BEIJING - The Chinese government is expected to set a lower target for new lending for 2011 than the 7.5 trillion yuan ($1.13 trillion) for this year as it strives to combat price hikes, experts said.
Wang Jun, a researcher with the China Center for International Economic Exchanges, forecast a range from 7 trillion yuan to 7.5 trillion yuan for new loans in 2011, a slight drop to keep inflation in check.
"The government would not allow the same or more money to be pumped into the market as excessive liquidity has fueled fears of rising inflation," he said.
Chinese banks extended about 9.6 trillion yuan of new loans to back economic growth in 2009. The figure for this year is expected to top the government's goal of 7.5 trillion yuan, with new loans in the first 10 months reaching 6.9 trillion yuan.

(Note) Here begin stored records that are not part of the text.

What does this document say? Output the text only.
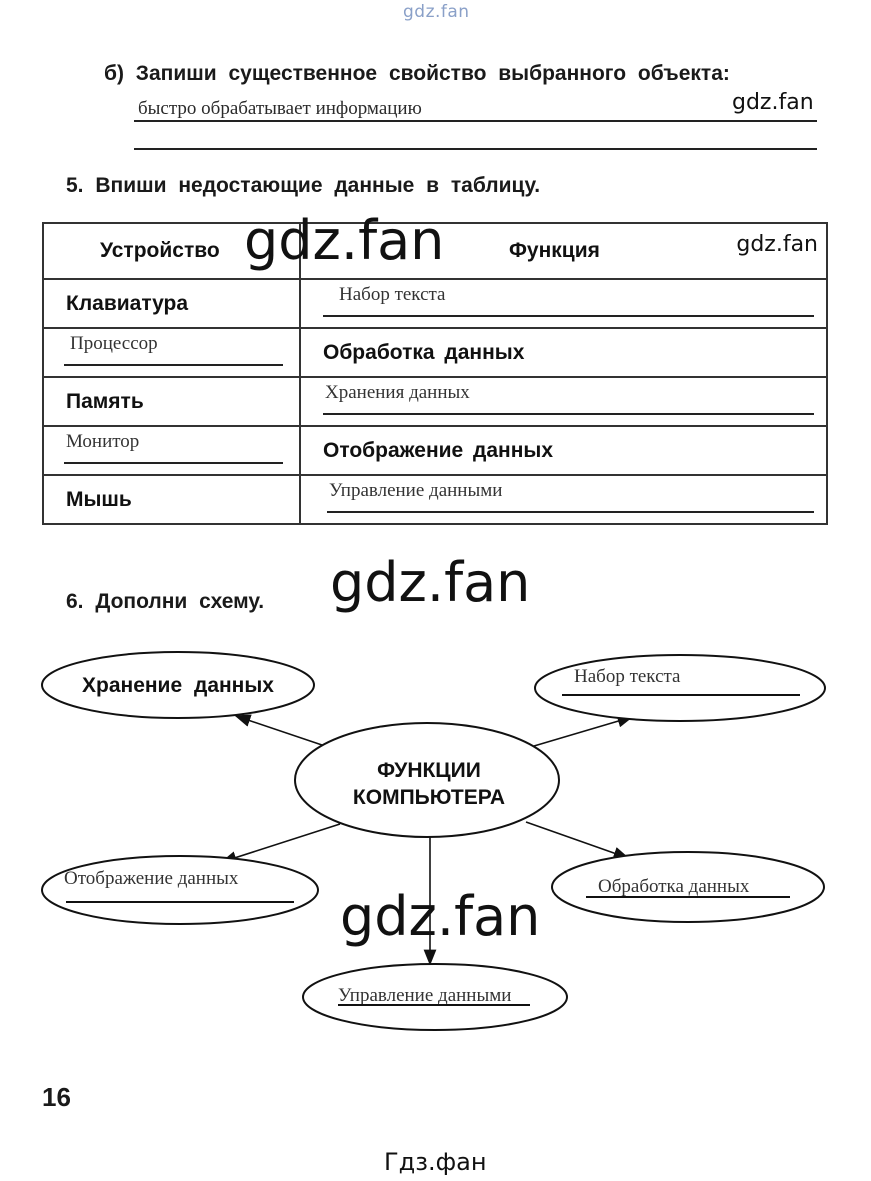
gdz.fan
б) Запиши существенное свойство выбранного объекта:
быстро обрабатывает информацию	gdz.fan
5. Впиши недостающие данные в таблицу.
Устройство	Функция gdz.fan

Клавиатура	Набор текста

Процессор	Обработка данных

Память	Хранения данных

Монитор	Отображение данных

Мышь	Управление данными
gdz.fan
6. Дополни схему. gdz.fan
ФУНКЦИИ
КОМПЬЮТЕРА
Хранение данных	Набор текста
Отображение данных	Обработка данных
Управление данными
gdz.fan
16
Гдз.фан
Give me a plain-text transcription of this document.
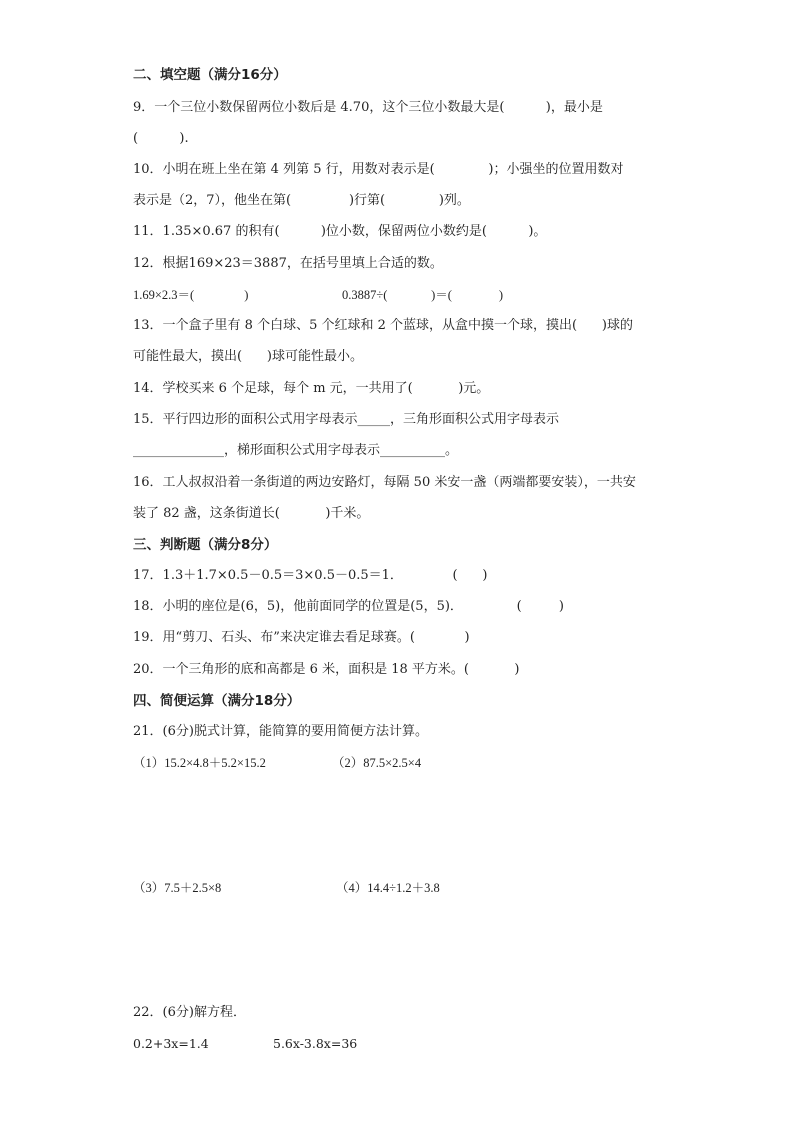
二、填空题（满分16分）
9．一个三位小数保留两位小数后是 4.70，这个三位小数最大是(          )，最小是
(          ).
10．小明在班上坐在第 4 列第 5 行，用数对表示是(             )；小强坐的位置用数对
表示是（2，7），他坐在第(              )行第(             )列。
11．1.35×0.67 的积有(          )位小数，保留两位小数约是(          )。
12．根据169×23＝3887，在括号里填上合适的数。
1.69×2.3＝(                )	0.3887÷(              )＝(               )
13．一个盒子里有 8 个白球、5 个红球和 2 个蓝球，从盒中摸一个球，摸出(      )球的
可能性最大，摸出(      )球可能性最小。
14．学校买来 6 个足球，每个 m 元，一共用了(           )元。
15．平行四边形的面积公式用字母表示_____，三角形面积公式用字母表示
______________，梯形面积公式用字母表示__________。
16．工人叔叔沿着一条街道的两边安路灯，每隔 50 米安一盏（两端都要安装），一共安
装了 82 盏，这条街道长(           )千米。
三、判断题（满分8分）
17．1.3＋1.7×0.5－0.5＝3×0.5－0.5＝1．            (      )
18．小明的座位是(6，5)，他前面同学的位置是(5，5)．             (         )
19．用“剪刀、石头、布”来决定谁去看足球赛。(            )
20．一个三角形的底和高都是 6 米，面积是 18 平方米。(           )
四、简便运算（满分18分）
21．(6分)脱式计算，能简算的要用简便方法计算。
（1）15.2×4.8＋5.2×15.2	（2）87.5×2.5×4
（3）7.5＋2.5×8	（4）14.4÷1.2＋3.8
22．(6分)解方程．
0.2+3x=1.4	5.6x-3.8x=36
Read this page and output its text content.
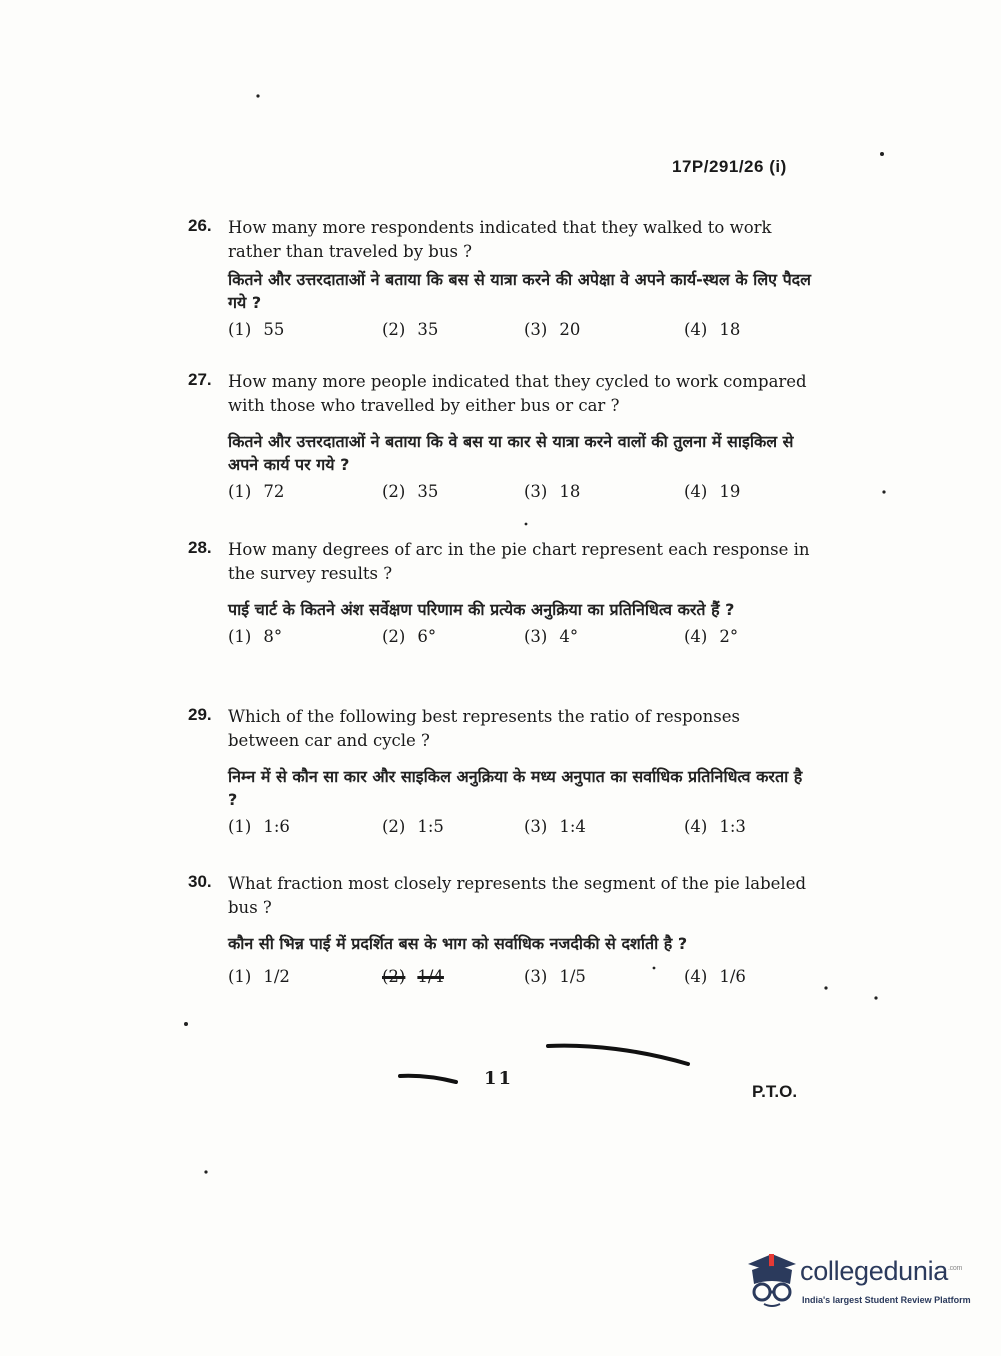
17P/291/26 (i)
26. How many more respondents indicated that they walked to work rather than traveled by bus ?
कितने और उत्तरदाताओं ने बताया कि बस से यात्रा करने की अपेक्षा वे अपने कार्य-स्थल के लिए पैदल गये ?
(1) 55	(2) 35	(3) 20	(4) 18
27. How many more people indicated that they cycled to work compared with those who travelled by either bus or car ?
कितने और उत्तरदाताओं ने बताया कि वे बस या कार से यात्रा करने वालों की तुलना में साइकिल से अपने कार्य पर गये ?
(1) 72	(2) 35	(3) 18	(4) 19
28. How many degrees of arc in the pie chart represent each response in the survey results ?
पाई चार्ट के कितने अंश सर्वेक्षण परिणाम की प्रत्येक अनुक्रिया का प्रतिनिधित्व करते हैं ?
(1) 8°	(2) 6°	(3) 4°	(4) 2°
29. Which of the following best represents the ratio of responses between car and cycle ?
निम्न में से कौन सा कार और साइकिल अनुक्रिया के मध्य अनुपात का सर्वाधिक प्रतिनिधित्व करता है ?
(1) 1:6	(2) 1:5	(3) 1:4	(4) 1:3
30. What fraction most closely represents the segment of the pie labeled bus ?
कौन सी भिन्न पाई में प्रदर्शित बस के भाग को सर्वाधिक नजदीकी से दर्शाती है ?
(1) 1/2	(2) 1/4	(3) 1/5	(4) 1/6
11
P.T.O.
collegedunia$^{.com}$
India's largest Student Review Platform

The money has helped push up consumer prices to a 25-month high of 4.4 percent in October, above the government's ceiling of 3 percent for the full year.
The inflationary pressure has forced the government to mop up liquidity by using monetary tools and impose administrative intervention to contain prices.
Wang expected the monetary policy for 2011 will be steered from "moderately loose" over the two years to 2010 to "steady" in the next year rather than "tight."
He ruled out the possibility of big drops in new lending or a policy shift to "tight" as the real economy still needed a certain amount of credit to bolster growth and ensure employment.
Combating inflation was an important task but not the principal one, he added. The government would continue to seek a balance between maintaining economic growth, accelerating economic restructuring and fighting inflation in 2011.